Ele observa que a desvalorização da carne nas gôndolas foi um dos fatores para a queda do preço do boi em dezembro. Segundo ele, a previsão de fim do auxílio emergencial em meio à retomada da alta da arroba bovina nas últimas semanas tem gerado um clima de “medo” entre frigoríficos e pecuaristas, dado o risco de o cenário se repetir nos próximos meses.

 

“Os preços se recuperaram, estamos de volta no ponto em que havia dado o colapso de consumo e as interrogações estão abertas. Então, a indústria, com esses patamares pela frente, fica com medo de comprar, ter um produto caro pra vender e não ter quem o compre amanhã”, observa o presidente do Sindifrigo-MT.

Desde o início de 2021, a arroba bovina acumula valorização de 11,4%, cotada a R$ 298 segundo o indicador Cepea/B3 e superando os recordes observados no final do ano passado. Conforme o analista da Scot Consultoria, Hyberville Neto, o mercado passa tanto por uma retração do consumo quanto na oferta de animais, resultado do ciclo de alta da pecuária.

 

 

Com isso, os preços da arroba têm subido mesmo com a demanda interna mais fraca. “Apesar de ser um momento de demanda mais lenta, a oferta de boiadas está muito curta e isso tem sido o grande possibilitador para a valorização do boi gordo. Mas é um momento de oferta limitada e de escoamento mais curto de carne bovina”, aponta Neto, ao destacar que, sazonalmente, já é esperada uma queda no consumo interno de carne bovina neste momento do ano.

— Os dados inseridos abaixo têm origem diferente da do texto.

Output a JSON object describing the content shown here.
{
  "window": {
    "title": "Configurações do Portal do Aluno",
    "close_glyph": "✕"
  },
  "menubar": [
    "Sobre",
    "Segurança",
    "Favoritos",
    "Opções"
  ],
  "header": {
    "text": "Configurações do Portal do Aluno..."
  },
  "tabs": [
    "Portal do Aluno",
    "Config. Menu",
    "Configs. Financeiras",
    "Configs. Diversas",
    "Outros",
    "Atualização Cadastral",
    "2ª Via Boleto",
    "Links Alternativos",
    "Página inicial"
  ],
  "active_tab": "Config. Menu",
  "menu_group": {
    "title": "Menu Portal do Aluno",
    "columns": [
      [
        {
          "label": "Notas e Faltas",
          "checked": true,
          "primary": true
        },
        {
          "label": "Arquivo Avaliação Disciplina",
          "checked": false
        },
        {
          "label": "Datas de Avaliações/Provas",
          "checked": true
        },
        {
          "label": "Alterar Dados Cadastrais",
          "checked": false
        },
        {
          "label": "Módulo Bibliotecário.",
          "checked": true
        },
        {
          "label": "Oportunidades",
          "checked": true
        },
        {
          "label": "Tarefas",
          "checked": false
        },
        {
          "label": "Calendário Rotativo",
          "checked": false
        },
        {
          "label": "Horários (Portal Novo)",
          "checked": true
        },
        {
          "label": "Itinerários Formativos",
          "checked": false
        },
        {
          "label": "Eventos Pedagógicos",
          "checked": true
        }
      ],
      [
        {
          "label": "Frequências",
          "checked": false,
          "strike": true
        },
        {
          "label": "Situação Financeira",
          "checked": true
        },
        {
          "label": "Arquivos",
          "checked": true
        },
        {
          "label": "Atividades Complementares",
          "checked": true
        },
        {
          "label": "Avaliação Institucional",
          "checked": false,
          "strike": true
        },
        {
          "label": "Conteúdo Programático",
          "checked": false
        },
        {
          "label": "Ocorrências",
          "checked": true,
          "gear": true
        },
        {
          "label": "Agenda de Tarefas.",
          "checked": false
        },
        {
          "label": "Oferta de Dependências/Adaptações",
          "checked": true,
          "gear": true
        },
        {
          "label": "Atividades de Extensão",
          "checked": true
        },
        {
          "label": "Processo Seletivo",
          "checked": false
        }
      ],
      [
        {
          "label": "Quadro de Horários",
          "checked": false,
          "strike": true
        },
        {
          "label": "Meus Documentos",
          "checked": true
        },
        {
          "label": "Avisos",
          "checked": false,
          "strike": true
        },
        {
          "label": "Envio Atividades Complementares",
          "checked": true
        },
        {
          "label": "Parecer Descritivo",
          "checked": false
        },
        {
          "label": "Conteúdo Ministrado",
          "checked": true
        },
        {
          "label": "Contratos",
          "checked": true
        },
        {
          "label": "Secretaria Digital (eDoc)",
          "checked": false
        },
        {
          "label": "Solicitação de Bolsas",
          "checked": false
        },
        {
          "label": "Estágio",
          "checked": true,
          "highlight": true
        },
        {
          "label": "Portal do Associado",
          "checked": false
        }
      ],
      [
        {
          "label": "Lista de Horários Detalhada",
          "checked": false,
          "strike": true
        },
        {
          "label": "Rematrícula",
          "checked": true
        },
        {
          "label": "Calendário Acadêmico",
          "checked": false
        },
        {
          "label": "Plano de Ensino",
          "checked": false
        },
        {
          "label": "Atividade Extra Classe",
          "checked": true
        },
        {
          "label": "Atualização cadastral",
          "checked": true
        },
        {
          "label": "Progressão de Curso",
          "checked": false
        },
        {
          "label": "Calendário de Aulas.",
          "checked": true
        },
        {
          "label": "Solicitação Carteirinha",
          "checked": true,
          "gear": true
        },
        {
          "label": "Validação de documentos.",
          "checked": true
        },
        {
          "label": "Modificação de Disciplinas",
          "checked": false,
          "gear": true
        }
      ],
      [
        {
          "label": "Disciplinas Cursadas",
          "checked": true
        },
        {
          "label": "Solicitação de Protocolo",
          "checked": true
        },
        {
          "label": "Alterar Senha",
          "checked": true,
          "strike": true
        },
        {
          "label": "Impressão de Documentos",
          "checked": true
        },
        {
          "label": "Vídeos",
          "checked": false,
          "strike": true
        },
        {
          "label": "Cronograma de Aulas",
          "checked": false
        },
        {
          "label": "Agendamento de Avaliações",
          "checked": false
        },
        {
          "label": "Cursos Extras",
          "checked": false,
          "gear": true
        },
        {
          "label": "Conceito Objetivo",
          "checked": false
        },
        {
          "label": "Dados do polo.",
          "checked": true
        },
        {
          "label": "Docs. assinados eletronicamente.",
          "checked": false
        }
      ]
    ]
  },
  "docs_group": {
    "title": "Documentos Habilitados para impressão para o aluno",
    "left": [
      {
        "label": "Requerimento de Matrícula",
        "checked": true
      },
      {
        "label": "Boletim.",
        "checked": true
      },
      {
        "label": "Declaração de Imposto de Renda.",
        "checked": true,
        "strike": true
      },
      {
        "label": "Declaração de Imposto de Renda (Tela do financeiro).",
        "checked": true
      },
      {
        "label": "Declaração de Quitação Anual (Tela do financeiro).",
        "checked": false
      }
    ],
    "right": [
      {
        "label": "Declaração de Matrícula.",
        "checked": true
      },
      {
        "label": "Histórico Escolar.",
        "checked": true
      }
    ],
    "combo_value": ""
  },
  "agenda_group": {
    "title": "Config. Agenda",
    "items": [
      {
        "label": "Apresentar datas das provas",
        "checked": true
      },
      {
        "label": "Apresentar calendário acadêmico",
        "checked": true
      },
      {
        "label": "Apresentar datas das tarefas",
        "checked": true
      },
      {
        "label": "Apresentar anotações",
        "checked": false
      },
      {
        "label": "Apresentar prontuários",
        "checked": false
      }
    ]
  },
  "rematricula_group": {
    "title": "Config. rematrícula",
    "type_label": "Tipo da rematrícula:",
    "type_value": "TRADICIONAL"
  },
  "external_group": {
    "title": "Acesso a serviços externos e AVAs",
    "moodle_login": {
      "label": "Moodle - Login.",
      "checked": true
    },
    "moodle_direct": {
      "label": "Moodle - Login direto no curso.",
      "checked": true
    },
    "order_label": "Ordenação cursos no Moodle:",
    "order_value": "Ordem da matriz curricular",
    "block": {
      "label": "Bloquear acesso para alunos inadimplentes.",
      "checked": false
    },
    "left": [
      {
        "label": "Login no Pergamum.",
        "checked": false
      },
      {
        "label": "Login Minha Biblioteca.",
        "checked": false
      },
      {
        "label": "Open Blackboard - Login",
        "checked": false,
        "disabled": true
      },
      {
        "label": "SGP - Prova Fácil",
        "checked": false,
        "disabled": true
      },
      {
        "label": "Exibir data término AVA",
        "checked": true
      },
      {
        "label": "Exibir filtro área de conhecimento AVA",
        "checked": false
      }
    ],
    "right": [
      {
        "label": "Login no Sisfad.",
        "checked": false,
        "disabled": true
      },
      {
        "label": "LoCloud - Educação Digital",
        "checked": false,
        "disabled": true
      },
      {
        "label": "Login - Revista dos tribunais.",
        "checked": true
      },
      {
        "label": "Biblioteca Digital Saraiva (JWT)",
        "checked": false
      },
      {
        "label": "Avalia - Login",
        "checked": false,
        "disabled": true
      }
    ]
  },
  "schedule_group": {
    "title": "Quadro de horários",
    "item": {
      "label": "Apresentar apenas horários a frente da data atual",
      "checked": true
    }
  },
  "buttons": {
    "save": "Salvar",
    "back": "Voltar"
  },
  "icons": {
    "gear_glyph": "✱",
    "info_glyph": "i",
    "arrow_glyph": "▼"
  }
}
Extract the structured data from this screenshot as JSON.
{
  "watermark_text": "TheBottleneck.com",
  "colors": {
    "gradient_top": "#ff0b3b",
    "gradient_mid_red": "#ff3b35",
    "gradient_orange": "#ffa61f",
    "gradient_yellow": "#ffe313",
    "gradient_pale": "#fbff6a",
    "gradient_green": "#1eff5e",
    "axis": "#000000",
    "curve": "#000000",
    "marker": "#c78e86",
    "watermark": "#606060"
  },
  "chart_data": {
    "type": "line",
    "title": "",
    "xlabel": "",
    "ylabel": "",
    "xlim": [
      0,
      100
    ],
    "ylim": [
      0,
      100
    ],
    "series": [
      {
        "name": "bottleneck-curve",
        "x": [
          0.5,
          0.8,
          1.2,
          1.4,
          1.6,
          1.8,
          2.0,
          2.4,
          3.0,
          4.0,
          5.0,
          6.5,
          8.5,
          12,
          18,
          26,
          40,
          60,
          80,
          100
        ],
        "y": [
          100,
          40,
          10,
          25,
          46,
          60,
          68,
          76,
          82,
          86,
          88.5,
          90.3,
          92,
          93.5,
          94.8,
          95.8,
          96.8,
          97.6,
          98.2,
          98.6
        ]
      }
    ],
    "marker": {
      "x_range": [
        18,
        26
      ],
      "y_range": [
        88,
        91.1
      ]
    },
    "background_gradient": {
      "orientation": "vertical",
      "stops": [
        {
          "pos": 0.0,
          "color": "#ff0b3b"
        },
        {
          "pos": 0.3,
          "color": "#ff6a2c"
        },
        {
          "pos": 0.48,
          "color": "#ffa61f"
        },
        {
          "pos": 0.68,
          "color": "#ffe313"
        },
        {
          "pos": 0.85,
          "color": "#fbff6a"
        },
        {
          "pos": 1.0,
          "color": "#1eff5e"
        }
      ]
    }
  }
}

“Os preços daquela época, assim como os atuais, são preços que representam, na gôndola, um valor significativamente mais alto do que o brasileiro está acostumado a pagar. Então, as luzes estavam acesas”, reconhece Bellicanta ao destacar que o contexto atual é ainda pior que o final de 2020.

 

“Se você analisar, é até o contexto inverso. Porque você tinha as expectativas de final de ano, quando o consumo tradicionalmente melhora, e este ano realmente não foi. Ele foi invertido. Agora, seria bom que isso se invertesse de novo, mas há poucos indícios de que você possa ter uma retomada de consumo mais significativa, pelo menos neste momento”, conclui o representante da indústria mato-grossense.

Maior produtor de carne bovina do país, o Mato Grosso atingiu em dezembro a menor utilização da sua capacidade instalada desde 2010, com 62,8% de uso, segundo acompanhamento realizado pelo Instituto Mato-grossense de Economia Agropecuária (Imea).

Com isso, os abates de bovinos no Estado recuaram 9,7% em dezembro, refletindo a menor disponibilidade de animais prontos para abate. “O que a gente espera é que, em 2021 e pelo menos até meados de 2022, vai haver uma oferta menor por conta dos abates de fêmea em 2018 e 2019. Isso é consenso”, reconhece Bellicanta.